You can now also use `nnUNet_export_model_to_zip` to export a trained model (or models) to a zip file. The recipient 
can then use `nnUNet_install_pretrained_model_from_zip` to install the model from this zip file. 

## Can I run nnU-Net on smaller GPUs?
nnU-Net is guaranteed to run on GPUs with 11GB of memory. Many configurations may also run on 8 GB.
If you have an 11GB and there is still an `Out of Memory` error, please read 'nnU-Net training: RuntimeError: CUDA out of memory' [here](common_problems_and_solutions.md).
 
If you wish to configure nnU-Net to use a different amount of GPU memory, simply adapt the reference value for the GPU memory estimation 
accordingly (with some slack because the whole thing is not an exact science!).

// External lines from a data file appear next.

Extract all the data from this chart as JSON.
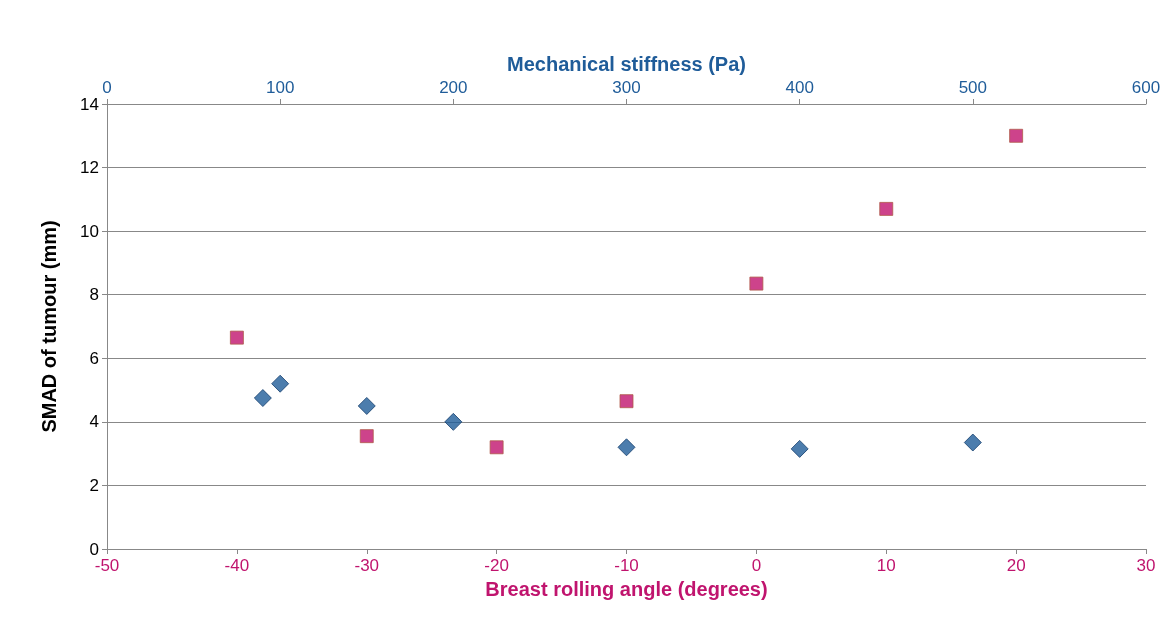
{
  "chart_data": {
    "type": "scatter",
    "xlabel": "Breast rolling angle (degrees)",
    "x2label": "Mechanical stiffness (Pa)",
    "ylabel": "SMAD of tumour (mm)",
    "xlim": [
      -50,
      30
    ],
    "xticks": [
      -50,
      -40,
      -30,
      -20,
      -10,
      0,
      10,
      20,
      30
    ],
    "x2lim": [
      0,
      600
    ],
    "x2ticks": [
      0,
      100,
      200,
      300,
      400,
      500,
      600
    ],
    "ylim": [
      0,
      14
    ],
    "yticks": [
      0,
      2,
      4,
      6,
      8,
      10,
      12,
      14
    ],
    "grid": "y",
    "series": [
      {
        "color": "#c0146e",
        "marker": "square",
        "x": [
          -40,
          -30,
          -20,
          -10,
          0,
          10,
          20
        ],
        "values": [
          6.65,
          3.55,
          3.2,
          4.65,
          8.35,
          10.7,
          13.0
        ]
      },
      {
        "color": "#1f5c99",
        "marker": "diamond",
        "axis": "x2",
        "x": [
          90,
          100,
          150,
          200,
          300,
          400,
          500
        ],
        "values": [
          4.75,
          5.2,
          4.5,
          4.0,
          3.2,
          3.15,
          3.35
        ]
      }
    ]
  }
}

For example, in 
[experiment_planner_baseline_3DUNet_v21_11GB.py](nnunet/experiment_planning/experiment_planner_baseline_3DUNet_v21_11GB.py) 
we provide an example that attempts to maximise the usage of GPU memory on 11GB as opposed to the default which leaves 
much more headroom). This is simply achieved by this line:

```python
ref = Generic_UNet.use_this_for_batch_size_computation_3D * 11 / 8
```

with 8 being what is currently used (approximately) and 11 being the target. Should you get CUDA out of memory 
issues, simply reduce the reference value. You should do this adaptation as part of a separate ExperimentPlanner class. 
Please read the instructions [here](documentation/extending_nnunet.md).


## Why is no 3d_lowres model created?
3d_lowres is created only if the patch size in 3d_fullres less than 1/8 of the voxels of the median shape of the data 
in 3d_fullres (for example Liver is about 512x512x512 and the patch size is 128x128x128, so that's 1/64 and thus 
3d_lowres is created). You can enforce the creation of 3d_lowres models for smaller datasets by changing the value of
`HOW_MUCH_OF_A_PATIENT_MUST_THE_NETWORK_SEE_AT_STAGE0` (located in experiment_planning.configuration).